36章
ある士官のりっぱな信仰
イエスが山上の垂訓を語られるときには,イエスの公の宣教は半ばに達していました。このことは,イエスが地上での業を成し遂げるのにあと1年と9か月ほどしか残されていないことを意味しています。
さて,イエスはご自分の活動の根拠地とも言えるカペルナウムの都市に入られます。すると,ユダヤ人の年長者たちがイエスに近づいてお願いをします。彼らは,異邦人,つまりユダヤ人とは違う人種の人であるローマ軍の一士官から遣わされました。
士官の愛する僕が重い病気のために死にかけているので,士官はイエスにいやしてもらいたいのです。ユダヤ人たちは士官のために真剣にお願いし,「あの人はあなたがこれをお授けになるにふさわしい人です。わたしたちの国民を愛して,わたしたちのために自ら会堂を建てたほどなのです」と語ります。
イエスはためらわずに彼らと一緒に出かけられます。ところが,近くまで来ると,士官は友人たちを送って,「閣下,ご足労をおかけするまでもありません。私は,自分の屋根の下にあなたに入っていただくほどの者ではないからです。そのため,自分はみもとに参上するにはふさわしくない者と考えたのです」と言わせます。
人に命令することに慣れている士官としては何と謙遜な言葉なのでしょう。しかし士官は,非ユダヤ人との社交的な交渉を持つことを禁じるユダヤ人の習慣を知っているので,イエスのことも気にしているのかもしれません。ペテロでさえ,「ユダヤ人にとって,別の人種の人と一緒になったり近づきになったりするのがいかに許されないことか,あなた方もよく知っておられます」と述べました。
たぶん士官は,イエスがこの習慣を破る結果になるといけないと考えているのでしょう。友人たちを通してイエスにこう願います。「ただそのお言葉を下さって,私の僕がいやされるようにしてください。と申しますのは,私も権威のもとに置かれた人間ですが,私のもとにも兵士がおりまして,この者に,『行け!』と言えば,その者は行き,別の者に,『来い!』と言えば,その者は来ます。また,私の奴隷に,『これをせよ!』と言えば,それを致します」。
イエスはこれを聞いて驚嘆され,「あなた方に真実を言いますが,イスラエルの中のだれにも,わたしはこれほどの信仰を見たことがありません」と言われます。イエスは士官の奴隷をいやすと,この機会を利用して,信仰のある非ユダヤ人が不信仰のユダヤ人たちの退ける祝福をどのように受け継ぐかについて述べられます。

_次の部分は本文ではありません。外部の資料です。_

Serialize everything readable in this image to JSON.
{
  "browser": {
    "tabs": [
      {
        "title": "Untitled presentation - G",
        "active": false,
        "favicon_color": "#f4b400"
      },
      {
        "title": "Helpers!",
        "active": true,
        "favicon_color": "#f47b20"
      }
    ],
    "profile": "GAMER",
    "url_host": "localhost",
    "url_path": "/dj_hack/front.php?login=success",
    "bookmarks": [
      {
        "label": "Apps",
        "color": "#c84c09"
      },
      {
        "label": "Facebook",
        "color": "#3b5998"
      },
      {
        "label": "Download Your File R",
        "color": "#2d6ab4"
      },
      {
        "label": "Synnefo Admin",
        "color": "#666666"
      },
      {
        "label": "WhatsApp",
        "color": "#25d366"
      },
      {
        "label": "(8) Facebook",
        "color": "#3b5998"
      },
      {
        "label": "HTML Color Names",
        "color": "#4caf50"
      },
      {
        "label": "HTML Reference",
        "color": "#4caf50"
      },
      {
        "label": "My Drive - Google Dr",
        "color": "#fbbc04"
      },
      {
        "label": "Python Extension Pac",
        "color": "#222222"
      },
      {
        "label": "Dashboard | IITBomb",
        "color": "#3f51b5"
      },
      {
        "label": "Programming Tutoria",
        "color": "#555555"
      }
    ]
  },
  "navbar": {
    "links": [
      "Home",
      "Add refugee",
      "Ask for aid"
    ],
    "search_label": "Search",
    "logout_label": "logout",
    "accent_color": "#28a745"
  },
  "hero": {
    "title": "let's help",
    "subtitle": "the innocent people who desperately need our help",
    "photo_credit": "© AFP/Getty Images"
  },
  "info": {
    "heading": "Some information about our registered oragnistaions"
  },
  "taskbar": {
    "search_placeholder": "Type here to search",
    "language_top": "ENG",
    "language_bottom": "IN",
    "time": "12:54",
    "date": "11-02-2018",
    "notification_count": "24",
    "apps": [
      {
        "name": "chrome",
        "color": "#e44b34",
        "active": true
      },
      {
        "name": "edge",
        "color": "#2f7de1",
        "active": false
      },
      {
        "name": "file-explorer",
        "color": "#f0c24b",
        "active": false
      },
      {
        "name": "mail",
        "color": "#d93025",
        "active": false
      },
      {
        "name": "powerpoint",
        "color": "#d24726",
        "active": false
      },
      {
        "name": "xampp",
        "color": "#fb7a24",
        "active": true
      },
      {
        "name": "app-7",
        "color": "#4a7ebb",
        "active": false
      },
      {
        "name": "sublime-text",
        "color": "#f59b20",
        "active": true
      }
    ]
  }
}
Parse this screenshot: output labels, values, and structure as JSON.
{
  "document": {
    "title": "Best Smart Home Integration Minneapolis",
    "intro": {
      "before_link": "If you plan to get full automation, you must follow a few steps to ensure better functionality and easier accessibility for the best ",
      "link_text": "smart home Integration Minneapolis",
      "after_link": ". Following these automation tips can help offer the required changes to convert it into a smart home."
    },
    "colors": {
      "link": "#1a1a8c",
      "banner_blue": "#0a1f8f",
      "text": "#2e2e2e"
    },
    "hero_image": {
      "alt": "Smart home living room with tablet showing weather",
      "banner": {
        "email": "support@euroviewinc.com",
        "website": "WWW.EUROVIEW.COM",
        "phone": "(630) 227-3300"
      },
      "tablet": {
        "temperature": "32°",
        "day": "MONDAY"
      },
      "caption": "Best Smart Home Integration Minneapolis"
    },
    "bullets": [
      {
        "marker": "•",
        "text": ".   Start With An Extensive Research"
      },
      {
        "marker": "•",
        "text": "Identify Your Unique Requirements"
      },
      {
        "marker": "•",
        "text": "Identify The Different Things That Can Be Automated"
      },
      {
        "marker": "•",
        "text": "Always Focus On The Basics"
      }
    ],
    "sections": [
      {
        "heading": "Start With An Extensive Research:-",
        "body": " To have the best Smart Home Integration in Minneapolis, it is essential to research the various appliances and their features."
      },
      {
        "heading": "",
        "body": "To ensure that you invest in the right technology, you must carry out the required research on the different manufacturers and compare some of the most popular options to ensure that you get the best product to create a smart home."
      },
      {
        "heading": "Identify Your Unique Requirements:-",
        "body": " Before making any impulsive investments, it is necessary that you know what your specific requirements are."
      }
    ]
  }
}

「東のほうや西のほうからの大勢の人が来て,天の王国でアブラハム,イサク,ヤコブと共に食卓について横になるでしょう。一方,王国の子らは外の闇に投げ込まれるのです。そこで彼らは泣き悲しんだり歯ぎしりしたりするでしょう」とイエスは語られます。
『外の闇に投げ込まれる王国の子ら』とは,キリストと共に支配者になる機会を最初に差し伸べられたのにそれを受け入れない生来のユダヤ人たちのことです。アブラハム,イサク,ヤコブは神の王国の取り決めを表わします。それでイエスは,異邦人が「天の王国」のいわば天の食卓について横になるよう歓迎されることを述べておられるのです。 ルカ 7:1-10。マタイ 8:5-13。使徒 10:28。
■ ユダヤ人たちが異邦人の士官のためにお願いしたのはなぜですか。
■ 士官がイエスを自分の家に入るよう招待しなかったことにはどんな理由があったと考えられますか。
■ イエスの結論の言葉にはどんな意味がありますか。